GENEVA: A UN committee has accused Israel of severe breaches of a global treaty protecting children’s rights, saying its military actions in Gaza had a catastrophic impact on them and are among the worst violations in recent history.

Palestinian health authorities say 41,000 people have been killed in Gaza since Israel launched its military campaign in response to cross-border attacks by Hamas on Oct. 7. Of those killed in Gaza, at least 11,355 are children, Palestinian data shows, and thousands more are injured.

“The outrageous death of children is almost historically unique. This is an extremely dark place in history,” said Bragi Gudbrandsson, vice chair of the Committee.

“I don’t think we have seen a violation that is so massive before as we’ve seen in Gaza. These are extremely grave violations that we do not often see,” he said.

Israel, which ratified the treaty in 1991, sent a large delegation to the UN hearings in Geneva between September 3-4.

They argued that the treaty did not apply in Gaza or the West Bank and that it was committed to respecting international humanitarian law. It says its military campaign in Gaza is aimed at eliminating Hamas.

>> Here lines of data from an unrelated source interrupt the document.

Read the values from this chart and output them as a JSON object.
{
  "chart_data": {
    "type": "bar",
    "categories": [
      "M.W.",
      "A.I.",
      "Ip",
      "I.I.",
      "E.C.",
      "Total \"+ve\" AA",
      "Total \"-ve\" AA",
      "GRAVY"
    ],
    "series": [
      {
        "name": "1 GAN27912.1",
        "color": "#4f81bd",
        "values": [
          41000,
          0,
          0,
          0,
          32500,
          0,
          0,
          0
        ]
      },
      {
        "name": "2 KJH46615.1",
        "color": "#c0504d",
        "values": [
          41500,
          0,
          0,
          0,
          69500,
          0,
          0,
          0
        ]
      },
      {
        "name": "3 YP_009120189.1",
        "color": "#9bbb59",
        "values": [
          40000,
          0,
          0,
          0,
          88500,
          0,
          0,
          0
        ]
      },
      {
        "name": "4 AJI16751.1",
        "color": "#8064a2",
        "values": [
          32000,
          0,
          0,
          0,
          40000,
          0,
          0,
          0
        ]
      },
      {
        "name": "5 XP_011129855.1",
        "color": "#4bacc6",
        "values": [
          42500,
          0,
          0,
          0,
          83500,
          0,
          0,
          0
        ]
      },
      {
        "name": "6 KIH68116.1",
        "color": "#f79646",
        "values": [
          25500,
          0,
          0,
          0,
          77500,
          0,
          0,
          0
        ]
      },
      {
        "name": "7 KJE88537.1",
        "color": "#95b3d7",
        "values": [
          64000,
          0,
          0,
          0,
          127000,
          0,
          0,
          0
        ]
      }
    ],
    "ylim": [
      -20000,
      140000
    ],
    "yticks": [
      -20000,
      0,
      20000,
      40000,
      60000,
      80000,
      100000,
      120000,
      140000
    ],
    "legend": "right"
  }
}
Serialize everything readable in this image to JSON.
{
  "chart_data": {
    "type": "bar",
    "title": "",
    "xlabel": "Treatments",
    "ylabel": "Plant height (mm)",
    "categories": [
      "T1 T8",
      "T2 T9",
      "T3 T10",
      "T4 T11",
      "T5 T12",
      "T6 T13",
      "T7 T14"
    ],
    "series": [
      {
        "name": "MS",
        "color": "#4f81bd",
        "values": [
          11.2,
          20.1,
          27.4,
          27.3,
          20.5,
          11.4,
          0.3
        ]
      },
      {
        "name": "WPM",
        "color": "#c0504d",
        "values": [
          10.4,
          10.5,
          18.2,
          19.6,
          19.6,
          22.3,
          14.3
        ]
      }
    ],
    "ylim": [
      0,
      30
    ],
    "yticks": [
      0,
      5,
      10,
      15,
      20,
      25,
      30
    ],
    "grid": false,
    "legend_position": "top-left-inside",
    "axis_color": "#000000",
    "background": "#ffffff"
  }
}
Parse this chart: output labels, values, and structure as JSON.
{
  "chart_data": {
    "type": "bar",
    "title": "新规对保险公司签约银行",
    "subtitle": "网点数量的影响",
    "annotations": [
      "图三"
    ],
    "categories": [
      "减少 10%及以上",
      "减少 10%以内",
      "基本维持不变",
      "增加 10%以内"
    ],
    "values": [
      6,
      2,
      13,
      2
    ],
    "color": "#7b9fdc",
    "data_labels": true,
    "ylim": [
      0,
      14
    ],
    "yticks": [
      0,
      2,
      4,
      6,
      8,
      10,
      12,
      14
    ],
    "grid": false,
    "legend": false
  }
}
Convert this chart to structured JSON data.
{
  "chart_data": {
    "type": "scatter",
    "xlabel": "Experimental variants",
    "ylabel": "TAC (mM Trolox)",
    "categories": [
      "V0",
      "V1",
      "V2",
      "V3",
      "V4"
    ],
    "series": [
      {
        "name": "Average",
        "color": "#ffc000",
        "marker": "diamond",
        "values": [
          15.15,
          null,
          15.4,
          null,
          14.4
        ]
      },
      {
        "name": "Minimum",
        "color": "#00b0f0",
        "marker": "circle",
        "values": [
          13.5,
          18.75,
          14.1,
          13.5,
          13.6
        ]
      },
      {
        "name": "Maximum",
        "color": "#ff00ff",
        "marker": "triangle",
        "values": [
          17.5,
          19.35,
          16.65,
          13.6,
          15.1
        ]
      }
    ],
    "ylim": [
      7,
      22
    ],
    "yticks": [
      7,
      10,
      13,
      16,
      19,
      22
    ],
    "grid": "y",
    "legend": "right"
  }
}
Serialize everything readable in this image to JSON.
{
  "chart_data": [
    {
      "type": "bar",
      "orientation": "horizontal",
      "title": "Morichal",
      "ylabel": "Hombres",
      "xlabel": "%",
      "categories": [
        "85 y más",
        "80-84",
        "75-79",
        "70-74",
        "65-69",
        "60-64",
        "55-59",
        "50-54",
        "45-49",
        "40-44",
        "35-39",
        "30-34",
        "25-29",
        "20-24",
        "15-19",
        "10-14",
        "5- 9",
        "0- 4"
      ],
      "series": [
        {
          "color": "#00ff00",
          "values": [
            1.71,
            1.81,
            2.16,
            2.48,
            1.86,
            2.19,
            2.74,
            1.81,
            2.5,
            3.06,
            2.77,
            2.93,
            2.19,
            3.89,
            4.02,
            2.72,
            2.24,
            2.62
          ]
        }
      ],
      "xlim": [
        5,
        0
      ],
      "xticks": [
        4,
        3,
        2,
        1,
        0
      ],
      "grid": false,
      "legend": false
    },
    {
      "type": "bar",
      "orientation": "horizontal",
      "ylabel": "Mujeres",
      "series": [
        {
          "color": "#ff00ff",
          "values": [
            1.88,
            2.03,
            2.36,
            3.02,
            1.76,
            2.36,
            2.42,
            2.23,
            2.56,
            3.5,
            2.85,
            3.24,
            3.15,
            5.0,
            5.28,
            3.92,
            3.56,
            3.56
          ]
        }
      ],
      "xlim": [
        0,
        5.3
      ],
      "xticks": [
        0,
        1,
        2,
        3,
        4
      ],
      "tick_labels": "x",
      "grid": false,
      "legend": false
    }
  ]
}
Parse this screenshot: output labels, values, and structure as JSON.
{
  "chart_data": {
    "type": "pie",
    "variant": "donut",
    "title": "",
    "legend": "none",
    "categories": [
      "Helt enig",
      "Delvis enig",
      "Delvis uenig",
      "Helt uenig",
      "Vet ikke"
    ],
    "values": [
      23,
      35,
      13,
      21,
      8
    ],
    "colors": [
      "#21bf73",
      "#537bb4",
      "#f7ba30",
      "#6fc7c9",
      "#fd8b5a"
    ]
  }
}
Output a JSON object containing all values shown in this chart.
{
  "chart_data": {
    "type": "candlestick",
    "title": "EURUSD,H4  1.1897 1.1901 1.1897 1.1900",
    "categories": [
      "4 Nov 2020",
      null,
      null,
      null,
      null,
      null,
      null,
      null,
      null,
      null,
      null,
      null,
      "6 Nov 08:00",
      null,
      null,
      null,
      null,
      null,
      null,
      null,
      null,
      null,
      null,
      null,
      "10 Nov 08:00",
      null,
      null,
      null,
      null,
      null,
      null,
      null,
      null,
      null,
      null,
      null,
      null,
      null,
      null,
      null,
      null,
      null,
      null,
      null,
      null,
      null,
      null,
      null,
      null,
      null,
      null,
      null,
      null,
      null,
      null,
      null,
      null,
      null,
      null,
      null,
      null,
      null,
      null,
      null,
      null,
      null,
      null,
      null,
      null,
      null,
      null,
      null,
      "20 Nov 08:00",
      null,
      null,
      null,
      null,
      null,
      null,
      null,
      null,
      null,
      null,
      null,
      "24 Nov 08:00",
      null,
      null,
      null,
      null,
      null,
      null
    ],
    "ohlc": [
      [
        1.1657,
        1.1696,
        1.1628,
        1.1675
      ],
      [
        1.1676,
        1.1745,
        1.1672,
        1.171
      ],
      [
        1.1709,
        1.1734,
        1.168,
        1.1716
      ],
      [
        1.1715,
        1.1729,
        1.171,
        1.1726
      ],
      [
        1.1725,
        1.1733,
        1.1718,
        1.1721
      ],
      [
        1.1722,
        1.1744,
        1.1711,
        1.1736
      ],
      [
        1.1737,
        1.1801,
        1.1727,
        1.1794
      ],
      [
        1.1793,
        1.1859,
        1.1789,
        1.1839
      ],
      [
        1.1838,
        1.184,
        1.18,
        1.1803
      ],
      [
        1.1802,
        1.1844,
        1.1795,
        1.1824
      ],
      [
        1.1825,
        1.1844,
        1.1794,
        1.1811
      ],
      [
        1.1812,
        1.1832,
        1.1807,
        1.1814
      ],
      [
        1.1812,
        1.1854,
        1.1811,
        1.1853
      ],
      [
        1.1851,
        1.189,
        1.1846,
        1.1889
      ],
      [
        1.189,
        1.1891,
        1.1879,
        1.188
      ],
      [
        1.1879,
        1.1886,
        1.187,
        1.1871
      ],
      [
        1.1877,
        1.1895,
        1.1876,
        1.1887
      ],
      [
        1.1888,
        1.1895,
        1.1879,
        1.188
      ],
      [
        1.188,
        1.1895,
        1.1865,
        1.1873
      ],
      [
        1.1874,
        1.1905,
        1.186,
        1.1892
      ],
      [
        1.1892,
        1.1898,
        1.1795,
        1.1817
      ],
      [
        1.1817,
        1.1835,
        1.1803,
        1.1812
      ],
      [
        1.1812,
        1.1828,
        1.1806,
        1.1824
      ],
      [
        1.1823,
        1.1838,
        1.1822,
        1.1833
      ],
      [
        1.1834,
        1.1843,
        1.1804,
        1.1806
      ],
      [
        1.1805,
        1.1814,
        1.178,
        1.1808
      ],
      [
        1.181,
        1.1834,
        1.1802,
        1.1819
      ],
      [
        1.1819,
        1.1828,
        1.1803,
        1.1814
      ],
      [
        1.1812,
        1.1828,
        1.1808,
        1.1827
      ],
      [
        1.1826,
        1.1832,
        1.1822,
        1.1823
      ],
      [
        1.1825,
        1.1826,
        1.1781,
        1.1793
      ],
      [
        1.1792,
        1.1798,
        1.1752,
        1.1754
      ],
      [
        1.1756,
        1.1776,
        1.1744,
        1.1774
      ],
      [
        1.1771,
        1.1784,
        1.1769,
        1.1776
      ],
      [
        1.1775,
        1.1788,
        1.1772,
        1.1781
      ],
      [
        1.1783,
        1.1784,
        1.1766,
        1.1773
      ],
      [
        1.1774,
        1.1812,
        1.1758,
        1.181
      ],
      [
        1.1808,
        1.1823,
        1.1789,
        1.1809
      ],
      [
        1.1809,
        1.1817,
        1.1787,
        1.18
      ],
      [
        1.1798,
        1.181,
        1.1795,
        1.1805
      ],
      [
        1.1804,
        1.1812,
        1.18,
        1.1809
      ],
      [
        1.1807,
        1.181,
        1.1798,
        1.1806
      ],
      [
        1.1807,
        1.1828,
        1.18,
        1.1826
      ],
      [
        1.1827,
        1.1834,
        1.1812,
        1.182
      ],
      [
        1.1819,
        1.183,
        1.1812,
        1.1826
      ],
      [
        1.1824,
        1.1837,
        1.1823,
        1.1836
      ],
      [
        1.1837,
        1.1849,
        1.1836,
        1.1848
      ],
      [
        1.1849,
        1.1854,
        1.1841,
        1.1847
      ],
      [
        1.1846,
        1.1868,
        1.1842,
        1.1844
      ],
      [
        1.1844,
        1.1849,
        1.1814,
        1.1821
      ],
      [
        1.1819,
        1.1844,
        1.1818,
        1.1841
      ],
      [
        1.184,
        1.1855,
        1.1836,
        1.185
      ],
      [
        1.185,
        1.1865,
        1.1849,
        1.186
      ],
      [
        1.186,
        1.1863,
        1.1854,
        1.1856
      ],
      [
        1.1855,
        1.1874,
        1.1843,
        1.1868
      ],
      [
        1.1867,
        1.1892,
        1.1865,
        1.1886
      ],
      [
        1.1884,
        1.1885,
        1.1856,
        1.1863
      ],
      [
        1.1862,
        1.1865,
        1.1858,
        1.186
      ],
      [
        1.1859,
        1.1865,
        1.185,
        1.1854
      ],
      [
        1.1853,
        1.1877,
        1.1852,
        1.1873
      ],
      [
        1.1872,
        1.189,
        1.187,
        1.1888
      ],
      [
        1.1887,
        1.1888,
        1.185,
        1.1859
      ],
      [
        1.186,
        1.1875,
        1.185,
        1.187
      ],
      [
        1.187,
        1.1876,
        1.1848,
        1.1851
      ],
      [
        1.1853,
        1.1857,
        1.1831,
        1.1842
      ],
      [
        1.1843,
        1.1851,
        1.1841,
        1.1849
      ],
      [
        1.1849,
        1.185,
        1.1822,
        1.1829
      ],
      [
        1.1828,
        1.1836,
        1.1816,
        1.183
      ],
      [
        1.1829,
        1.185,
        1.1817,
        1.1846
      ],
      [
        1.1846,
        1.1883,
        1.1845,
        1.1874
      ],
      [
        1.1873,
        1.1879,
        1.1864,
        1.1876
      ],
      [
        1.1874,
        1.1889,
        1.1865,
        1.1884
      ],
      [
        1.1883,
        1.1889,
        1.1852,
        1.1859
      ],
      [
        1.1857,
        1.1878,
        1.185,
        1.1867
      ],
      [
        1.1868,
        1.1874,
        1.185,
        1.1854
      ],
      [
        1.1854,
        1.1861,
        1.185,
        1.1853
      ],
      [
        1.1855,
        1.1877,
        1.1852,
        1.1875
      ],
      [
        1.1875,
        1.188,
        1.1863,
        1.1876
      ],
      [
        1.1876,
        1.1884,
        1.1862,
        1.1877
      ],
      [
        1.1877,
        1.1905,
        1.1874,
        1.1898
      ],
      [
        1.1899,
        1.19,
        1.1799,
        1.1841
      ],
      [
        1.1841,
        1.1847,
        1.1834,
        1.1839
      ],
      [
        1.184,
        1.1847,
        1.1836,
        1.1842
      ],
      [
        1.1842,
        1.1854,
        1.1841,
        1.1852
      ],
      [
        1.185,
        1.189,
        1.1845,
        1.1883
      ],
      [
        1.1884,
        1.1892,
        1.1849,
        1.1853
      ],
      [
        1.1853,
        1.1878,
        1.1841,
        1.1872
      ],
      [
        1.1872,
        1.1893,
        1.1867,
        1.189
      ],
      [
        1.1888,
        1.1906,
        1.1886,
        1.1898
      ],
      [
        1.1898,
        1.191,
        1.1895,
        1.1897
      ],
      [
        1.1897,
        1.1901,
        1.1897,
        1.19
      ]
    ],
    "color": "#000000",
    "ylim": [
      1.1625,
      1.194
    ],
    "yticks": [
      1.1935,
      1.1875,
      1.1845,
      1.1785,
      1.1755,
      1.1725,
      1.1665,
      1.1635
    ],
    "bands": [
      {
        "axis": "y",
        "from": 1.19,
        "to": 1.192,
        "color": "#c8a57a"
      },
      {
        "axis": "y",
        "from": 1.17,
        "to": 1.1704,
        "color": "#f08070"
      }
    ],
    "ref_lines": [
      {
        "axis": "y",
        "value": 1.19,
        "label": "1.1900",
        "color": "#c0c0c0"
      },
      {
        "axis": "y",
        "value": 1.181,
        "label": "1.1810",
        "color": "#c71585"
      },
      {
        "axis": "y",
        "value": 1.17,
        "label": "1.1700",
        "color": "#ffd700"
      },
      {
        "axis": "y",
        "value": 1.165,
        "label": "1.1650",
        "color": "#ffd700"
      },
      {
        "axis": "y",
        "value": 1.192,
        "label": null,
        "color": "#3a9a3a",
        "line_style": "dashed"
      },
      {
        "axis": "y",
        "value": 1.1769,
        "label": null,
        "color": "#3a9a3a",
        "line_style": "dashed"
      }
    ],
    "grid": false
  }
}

The committee praised Israel for attending but said it “deeply regrets the state party’s repeated denial of its legal obligations.”

The 18-member UN Committee monitors countries’ compliance with the 1989 Convention on the Rights of the Child — a widely adopted treaty that protects them from violence and other abuses.

In its conclusions, it called on Israel to provide urgent assistance to thousands of children maimed or injured by the war, provide support for orphans, and allow more medical evacuations from Gaza.

The UN body has no means of enforcing its recommendations, although countries generally aim to comply.

During the hearings, the UN experts also asked many questions about Israeli children, including details about those taken hostage by Hamas, to which Israel’s delegation gave extensive responses.